Hillary was back again this year, burning the Bern. Trump was a headliner, not just a high-rise logo. Madigan routed Rauner in their mega-money proxy battles. Anita Alvarez withered under the weight of the Laquan McDonald shooting. And Duckworth zapped Zopp for the U.S. Senate nomination.
As engaging as a primary can be, with one troubling exception most people missed: 90 percent of 316 Democratic and Republican races for the state legislature had only one candidate, running unopposed, or no candidate at all.
As a result, 87 General Assembly seats—almost half—were decided in the primary, not in traditional two-party November showdowns.
That, sadly, is a bi-product of “gerrymandering”—the “art” of creating legislative districts that protect incumbents and discourage potential challengers from running.
It works this way: If one party controls the House, Senate and governor’s office after a decennial census, that party gets to draw new district boundaries.
If neither party controls all three, a lottery drawing determines the mapmakers.
Either way, it produces cockamamie cartographic caricatures that frequently protect legislative majorities, or super-majorities, for the next decade.
“Rigged” districts are packed with voters from one party and represented by well-funded incumbents, which discourages competition and drives down turnout in election years that don’t feature compelling, higher-visibility races.
Partisanship is appropriately baked into the political process, but computers and data analysis enable parties to fine-tune legislative maps with surgical precision.
Controlling the mapmaking, as Democrats did in 2000 and 2010, and Republicans in 1990, also allows legislative leaders to reward friends, punish enemies and keep their troops in line.
In Springfield, that’s contributed to decades of dysfunction.
Unfortunately, frustrated voters can’t effectively protest at the ballot box because they have so few choices.
It’s a “Catch 22” that invites civic disengagement and undermines democracy, and it has to change.
Thankfully, help is on the way.
You may have an opportunity, in November, to vote for a political sea change: Fundamental redistricting reform at the state level—congressional districts are drawn just as politically, but that’s a fight for another day.
Supporters of the nonpartisan Independent Map Amendment have collected hundreds of thousands of signatures in an effort to put a constitutional amendment on the November ballot that, if passed, would shift remapping from political parties to an independent commission.
The commission’s challenge would be to create population-based, geographically sensible districts—not partisan, jerry-rigged enclaves—while maintaining or increasing minority representation.
This is the third attempt in recent years to reform redistricting, and it has the best chance of surviving legal and petition challenges.
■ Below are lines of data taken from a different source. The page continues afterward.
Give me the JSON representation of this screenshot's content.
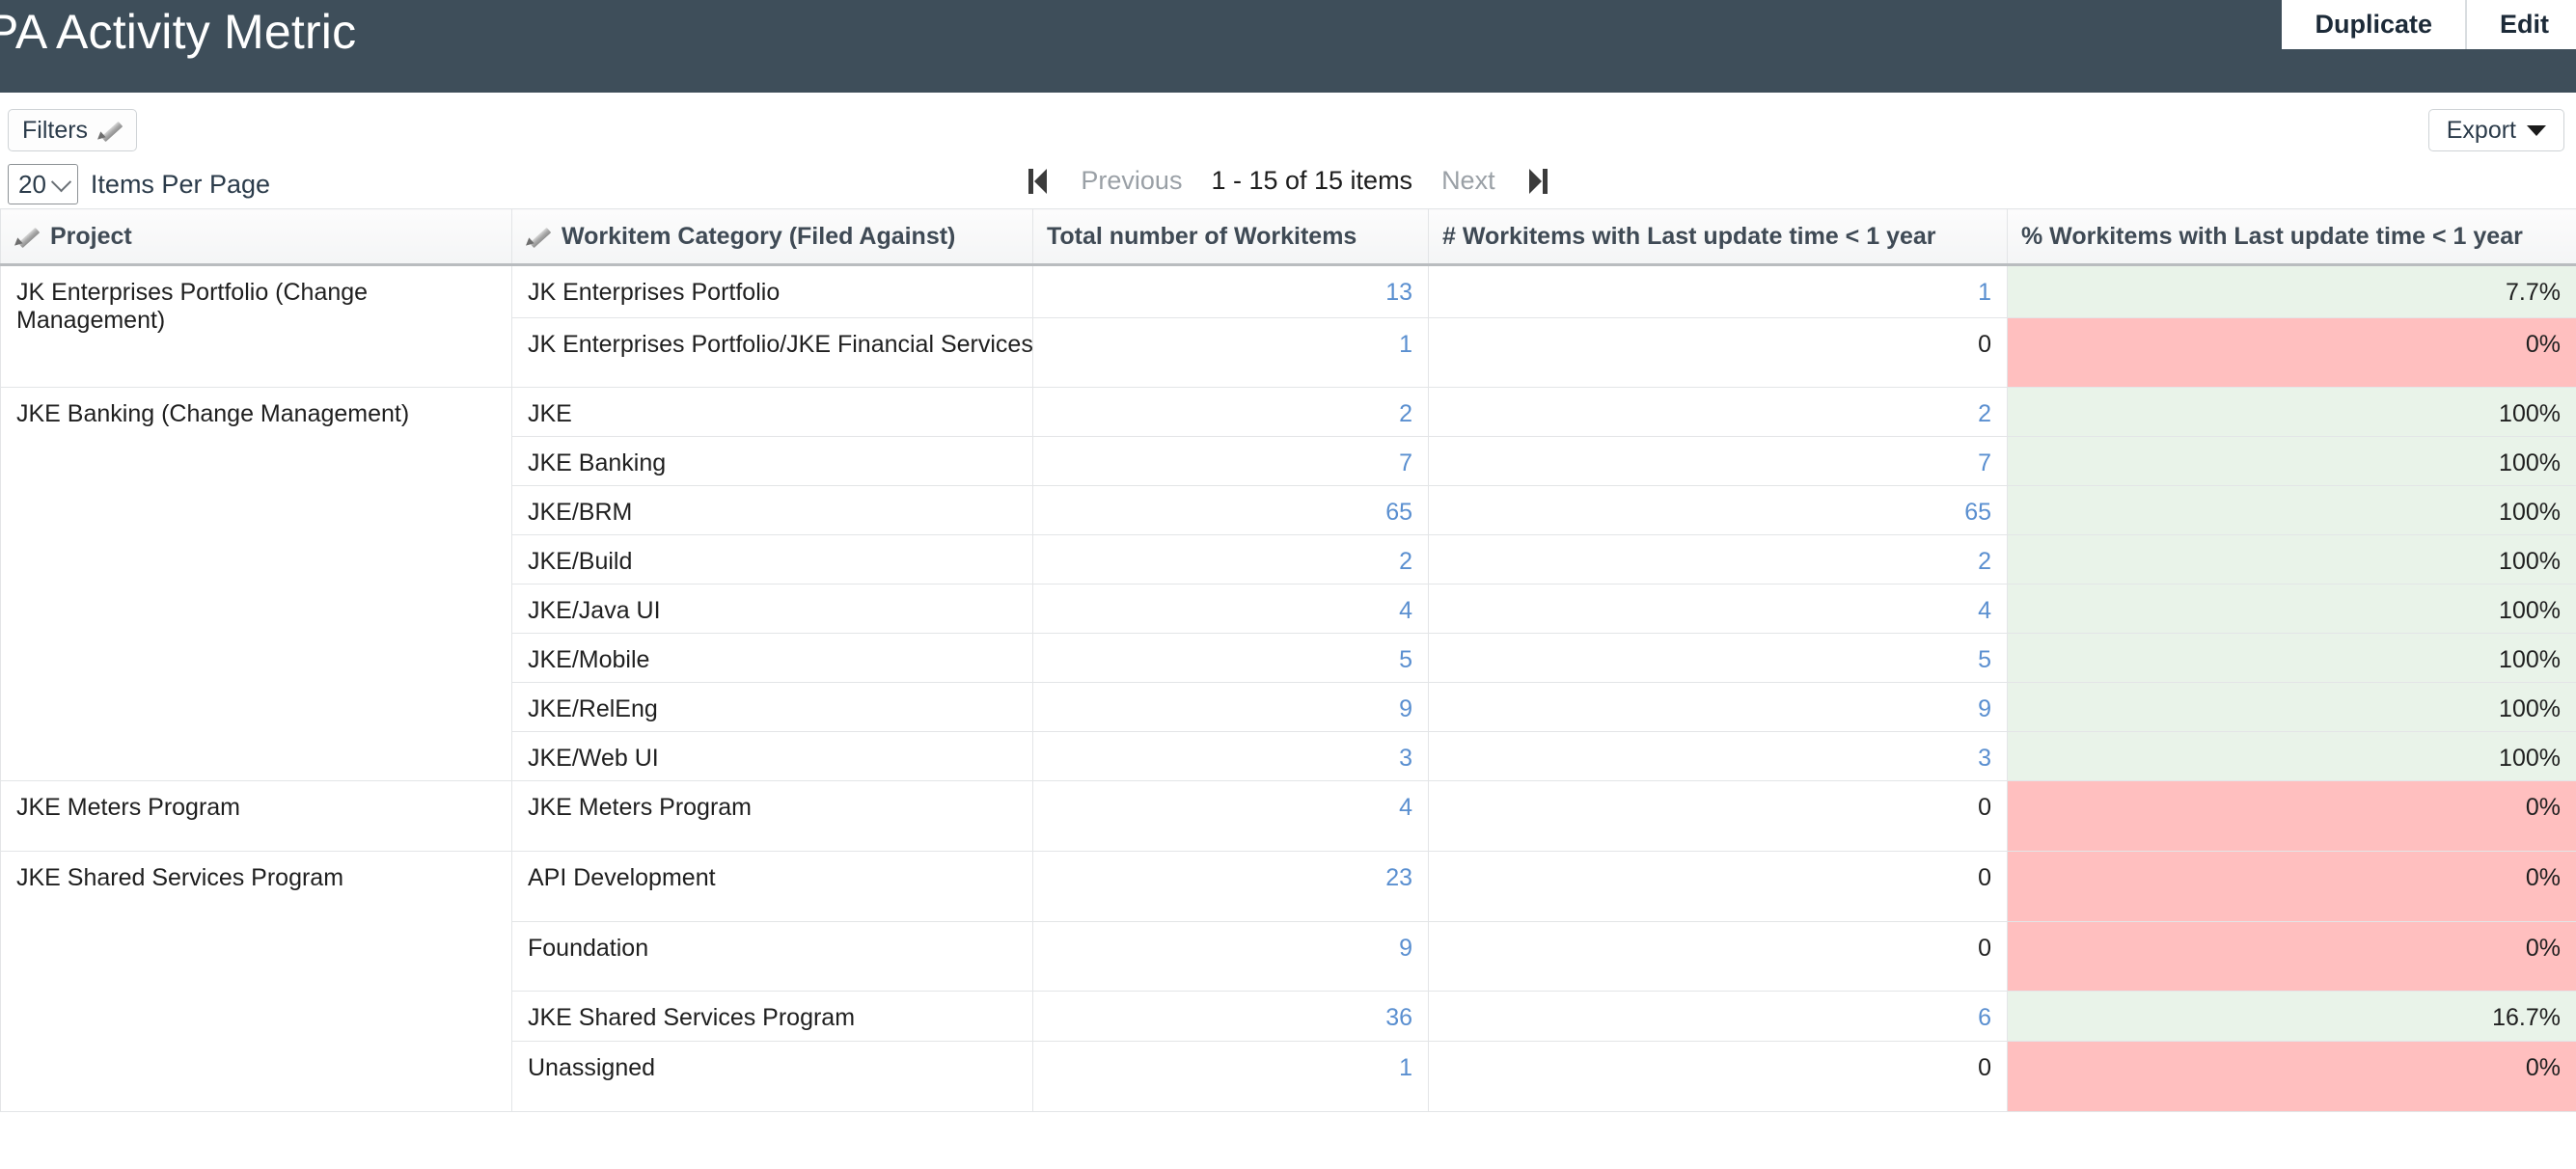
{
  "header": {
    "title": "PA Activity Metric",
    "actions": [
      {
        "label": "Duplicate",
        "name": "duplicate-button"
      },
      {
        "label": "Edit",
        "name": "edit-button"
      }
    ]
  },
  "toolbar": {
    "filters_label": "Filters",
    "filters_icon": "pencil-icon",
    "export_label": "Export",
    "export_icon": "chevron-down-icon",
    "items_per_page_value": "20",
    "items_per_page_label": "Items Per Page"
  },
  "pagination": {
    "first_icon": "first-page-icon",
    "previous_label": "Previous",
    "count_label": "1 - 15 of 15 items",
    "next_label": "Next",
    "last_icon": "last-page-icon"
  },
  "table": {
    "columns": [
      {
        "label": "Project",
        "icon": "pencil-icon",
        "align": "left"
      },
      {
        "label": "Workitem Category (Filed Against)",
        "icon": "pencil-icon",
        "align": "left"
      },
      {
        "label": "Total number of Workitems",
        "icon": null,
        "align": "left"
      },
      {
        "label": "# Workitems with Last update time < 1 year",
        "icon": null,
        "align": "left"
      },
      {
        "label": "% Workitems with Last update time < 1 year",
        "icon": null,
        "align": "left"
      }
    ],
    "colors": {
      "good_bg": "#e9f3e9",
      "bad_bg": "#ffbfbf",
      "link": "#5a8fd0",
      "header_bar": "#3e4e5a"
    },
    "groups": [
      {
        "project": "JK Enterprises Portfolio (Change Management)",
        "rows": [
          {
            "category": "JK Enterprises Portfolio",
            "total": "13",
            "recent": "1",
            "pct": "7.7%",
            "pct_state": "good",
            "height": 55
          },
          {
            "category": "JK Enterprises Portfolio/JKE Financial Services",
            "total": "1",
            "recent": "0",
            "pct": "0%",
            "pct_state": "bad",
            "height": 72
          }
        ]
      },
      {
        "project": "JKE Banking (Change Management)",
        "rows": [
          {
            "category": "JKE",
            "total": "2",
            "recent": "2",
            "pct": "100%",
            "pct_state": "good",
            "height": 51
          },
          {
            "category": "JKE Banking",
            "total": "7",
            "recent": "7",
            "pct": "100%",
            "pct_state": "good",
            "height": 51
          },
          {
            "category": "JKE/BRM",
            "total": "65",
            "recent": "65",
            "pct": "100%",
            "pct_state": "good",
            "height": 51
          },
          {
            "category": "JKE/Build",
            "total": "2",
            "recent": "2",
            "pct": "100%",
            "pct_state": "good",
            "height": 51
          },
          {
            "category": "JKE/Java UI",
            "total": "4",
            "recent": "4",
            "pct": "100%",
            "pct_state": "good",
            "height": 51
          },
          {
            "category": "JKE/Mobile",
            "total": "5",
            "recent": "5",
            "pct": "100%",
            "pct_state": "good",
            "height": 51
          },
          {
            "category": "JKE/RelEng",
            "total": "9",
            "recent": "9",
            "pct": "100%",
            "pct_state": "good",
            "height": 51
          },
          {
            "category": "JKE/Web UI",
            "total": "3",
            "recent": "3",
            "pct": "100%",
            "pct_state": "good",
            "height": 51
          }
        ]
      },
      {
        "project": "JKE Meters Program",
        "rows": [
          {
            "category": "JKE Meters Program",
            "total": "4",
            "recent": "0",
            "pct": "0%",
            "pct_state": "bad",
            "height": 73
          }
        ]
      },
      {
        "project": "JKE Shared Services Program",
        "rows": [
          {
            "category": "API Development",
            "total": "23",
            "recent": "0",
            "pct": "0%",
            "pct_state": "bad",
            "height": 73
          },
          {
            "category": "Foundation",
            "total": "9",
            "recent": "0",
            "pct": "0%",
            "pct_state": "bad",
            "height": 72
          },
          {
            "category": "JKE Shared Services Program",
            "total": "36",
            "recent": "6",
            "pct": "16.7%",
            "pct_state": "good",
            "height": 52
          },
          {
            "category": "Unassigned",
            "total": "1",
            "recent": "0",
            "pct": "0%",
            "pct_state": "bad",
            "height": 73
          }
        ]
      }
    ]
  }
}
After a long deliberative process the Better Government Association’s board of directors voted earlier this month to join the campaign.
We’re all in.
Realistically, it’s not a panacea—it won’t completely eliminate partisanship or stop politicians from trying to influence the mapmaking process, and some minority leaders aren’t drinking the Kool Aid.
But the Independent Map Amendment may be our best hope for a process that serves people and not just political interests—where winners of competitive legislative races are actually more responsive to their constituents than to party bosses.
That would be refreshing, and a huge game-changer.
And who knows—future primary elections might be even more engaging than last Tuesday’s.